Lebanon has banned the screening of a film about homosexuality and another on so-called “pleasure marriages” practised in some Muslim communities, in a blow to its reputation as a bastion of tolerance in a deeply conservative region.

The films, which had been due to be shown at the Beirut International Film Festival that opened recently, were blocked by a government censorship committee, festival organisers said.

Confirming the bans, an Interior Ministry spokesman cited a Lebanese news report which attributed the decision to “obscene scenes of kissing between gay men, philandering, naked men and sexual intercourse between men” in one film and “sex scenes that offend public opinion and obscene language” in the other.

Critics took to local media and the internet to denounce the bans but festival director Colette Naufal said they could only be overturned by the Interior Minister, a move she considered highly unlikely.

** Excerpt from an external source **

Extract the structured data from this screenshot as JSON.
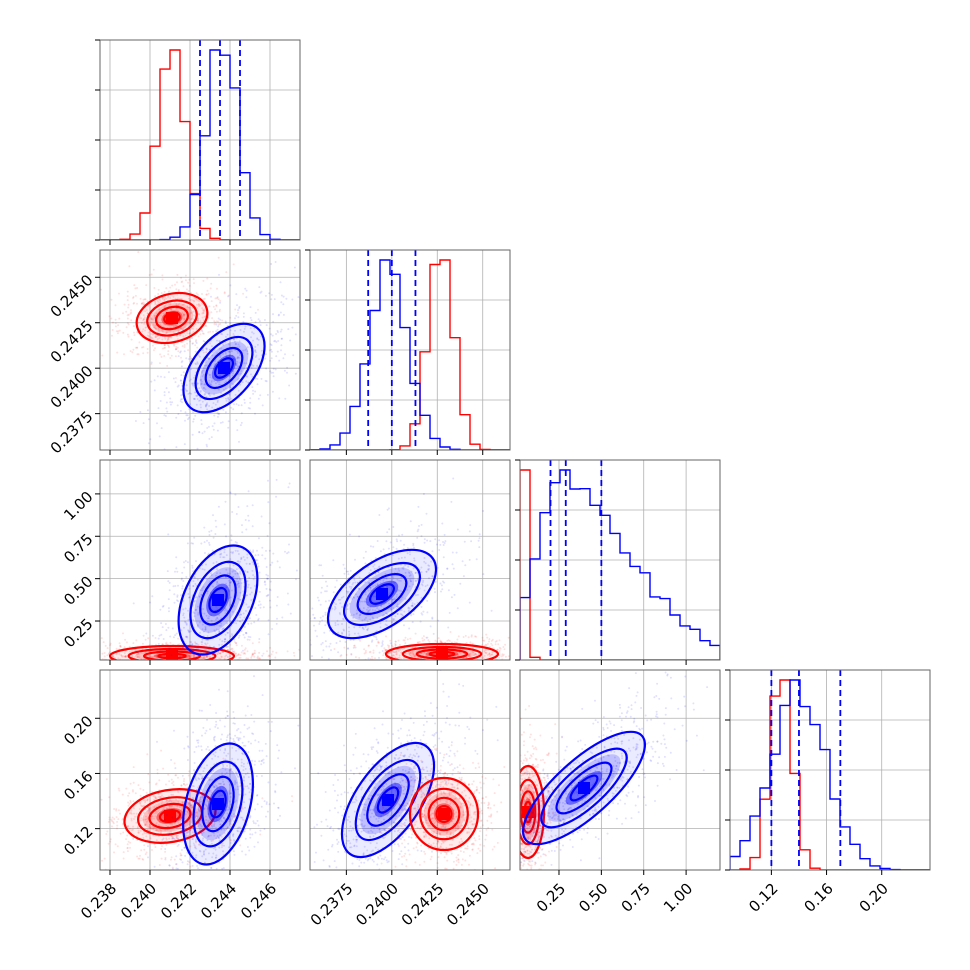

Naufal said the decision represented a step backwards for Lebanon after several years the festival had been permitted to show controversial films, including one about paedophilia.

“Lebanon has one thing that stands out: its freedom of expression, freedom of thought, freedom of everything,” she told Reuters.

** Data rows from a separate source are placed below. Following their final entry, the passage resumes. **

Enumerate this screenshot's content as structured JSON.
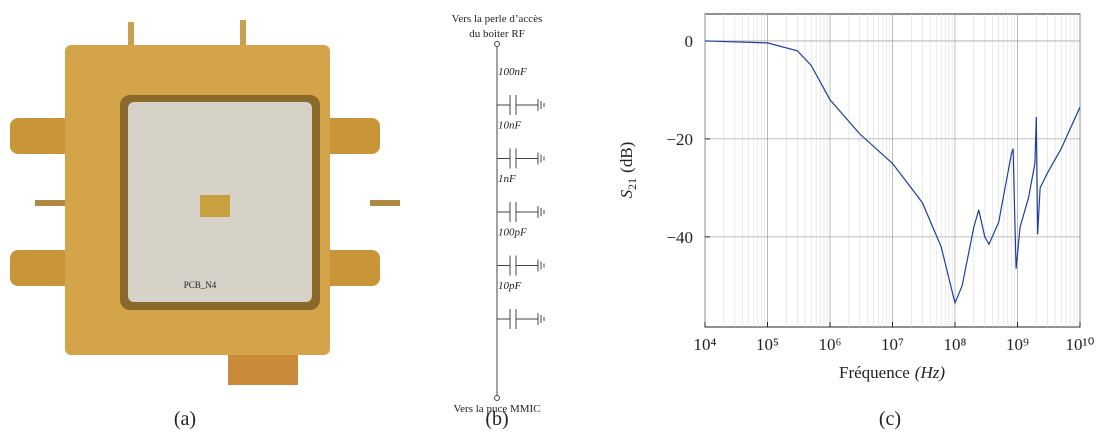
{
  "figure": {
    "captions": [
      "(a)",
      "(b)",
      "(c)"
    ],
    "schematic": {
      "top_label": [
        "Vers la perle d’accès",
        "du boiter RF"
      ],
      "capacitors": [
        "100nF",
        "10nF",
        "1nF",
        "100pF",
        "10pF"
      ],
      "bottom_label": "Vers la puce MMIC"
    },
    "photo": {
      "pcb_label": "PCB_N4"
    }
  },
  "chart_data": {
    "type": "line",
    "ylabel": {
      "symbol": "S",
      "subscript": "21",
      "unit": "(dB)"
    },
    "xlabel": {
      "text": "Fréquence",
      "unit": "(Hz)"
    },
    "log_x": true,
    "grid": true,
    "minor_grid": true,
    "xlim": [
      10000,
      10000000000
    ],
    "xticks": [
      {
        "value": 10000,
        "label": "10⁴"
      },
      {
        "value": 100000,
        "label": "10⁵"
      },
      {
        "value": 1000000,
        "label": "10⁶"
      },
      {
        "value": 10000000,
        "label": "10⁷"
      },
      {
        "value": 100000000,
        "label": "10⁸"
      },
      {
        "value": 1000000000,
        "label": "10⁹"
      },
      {
        "value": 10000000000,
        "label": "10¹⁰"
      }
    ],
    "ylim": [
      -58.4,
      5.5
    ],
    "yticks": [
      {
        "value": -40,
        "label": "−40"
      },
      {
        "value": -20,
        "label": "−20"
      },
      0
    ],
    "x": [
      10000,
      100000,
      300000,
      500000,
      1000000,
      3000000,
      10000000,
      30000000,
      60000000,
      100000000,
      130000000,
      200000000,
      240000000,
      300000000,
      350000000,
      500000000,
      800000000,
      850000000,
      900000000,
      950000000,
      1100000000,
      1500000000,
      1900000000,
      2000000000,
      2100000000,
      2300000000,
      3000000000,
      5000000000,
      10000000000
    ],
    "series": [
      {
        "color": "#1f3f9f",
        "values": [
          0,
          -0.4,
          -2,
          -5,
          -12,
          -19,
          -25,
          -33,
          -42,
          -53.5,
          -50,
          -38,
          -34.5,
          -40,
          -41.5,
          -37,
          -23,
          -22,
          -35,
          -46.5,
          -38,
          -32,
          -25,
          -15.5,
          -39.5,
          -30,
          -27,
          -22,
          -13.5
        ]
      }
    ]
  }
}
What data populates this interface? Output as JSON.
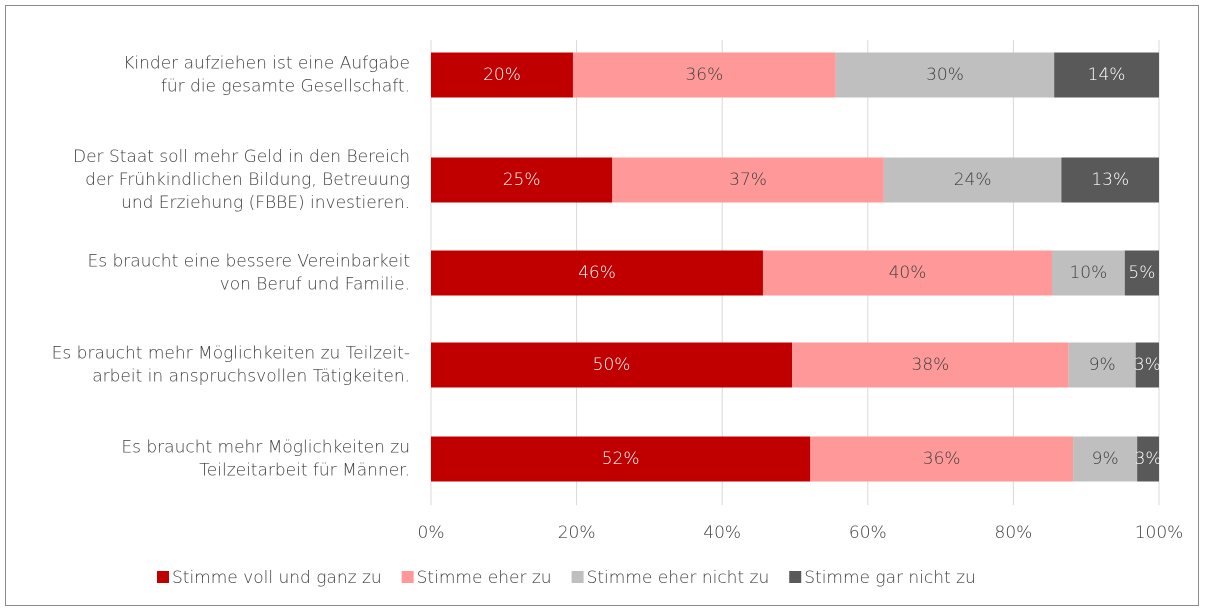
{
  "chart_data": {
    "type": "stacked_barh",
    "categories": [
      [
        "Kinder aufziehen ist eine Aufgabe",
        "für die gesamte Gesellschaft."
      ],
      [
        "Der Staat soll mehr Geld in den Bereich",
        "der Frühkindlichen Bildung, Betreuung",
        "und Erziehung (FBBE) investieren."
      ],
      [
        "Es braucht eine bessere Vereinbarkeit",
        "von Beruf und Familie."
      ],
      [
        "Es braucht mehr Möglichkeiten zu Teilzeit-",
        "arbeit in anspruchsvollen Tätigkeiten."
      ],
      [
        "Es braucht mehr Möglichkeiten zu",
        "Teilzeitarbeit für Männer."
      ]
    ],
    "series": [
      {
        "name": "Stimme voll und ganz zu",
        "color": "#c00000",
        "label_color": "#ffffff",
        "values": [
          19.5,
          24.9,
          45.6,
          49.6,
          52.1
        ],
        "value_labels": [
          "20%",
          "25%",
          "46%",
          "50%",
          "52%"
        ]
      },
      {
        "name": "Stimme eher zu",
        "color": "#ff9999",
        "label_color": "#404040",
        "values": [
          36.1,
          37.3,
          39.7,
          38.0,
          36.1
        ],
        "value_labels": [
          "36%",
          "37%",
          "40%",
          "38%",
          "36%"
        ]
      },
      {
        "name": "Stimme eher nicht zu",
        "color": "#bfbfbf",
        "label_color": "#404040",
        "values": [
          30.0,
          24.4,
          10.0,
          9.2,
          8.8
        ],
        "value_labels": [
          "30%",
          "24%",
          "10%",
          "9%",
          "9%"
        ]
      },
      {
        "name": "Stimme gar nicht zu",
        "color": "#595959",
        "label_color": "#ffffff",
        "values": [
          14.4,
          13.4,
          4.7,
          3.2,
          3.0
        ],
        "value_labels": [
          "14%",
          "13%",
          "5%",
          "3%",
          "3%"
        ]
      }
    ],
    "xlim": [
      0,
      100
    ],
    "xticks": [
      {
        "value": 0,
        "label": "0%"
      },
      {
        "value": 20,
        "label": "20%"
      },
      {
        "value": 40,
        "label": "40%"
      },
      {
        "value": 60,
        "label": "60%"
      },
      {
        "value": 80,
        "label": "80%"
      },
      {
        "value": 100,
        "label": "100%"
      }
    ],
    "grid": true,
    "legend": "bottom"
  }
}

That's the difference between Lebanon and the whole of the Middle East

“That’s the difference between Lebanon and the whole of the Middle East.”

One of the banned films is L’Inconnu du Lac (Stranger by the Lake) from French director Alain Guiraudie – about a relationship between two men – screened this year at Cannes Film Festival.

Homosexuals face discrimination and alienation in Lebanon and have been prosecuted for years under a law forbidding “acts against nature”, which judges often interpret as criminalising sex between men.

However, Beirut is also home to a large gay community and a gay tourism industry that includes bars and nightclubs. Despite its relative liberalism by regional standards, Lebanon has a history of banning films, plays and books that touch on the taboo subjects of sex, religion and politics.

The second film is I Offered You Pleasure, a 15-minute short about temporary “pleasure marriages”, so named because they are often used to circumvent Islamic proscriptions on sex outside of marriage, including prostitution.

Based on interviews with women from Lebanon, Iraq and Bahrain, the film tells the story of a Shi’ite Muslim woman named Iman, who is coerced into agreeing to a “pleasure marriage” with her teenage neighbour Wael.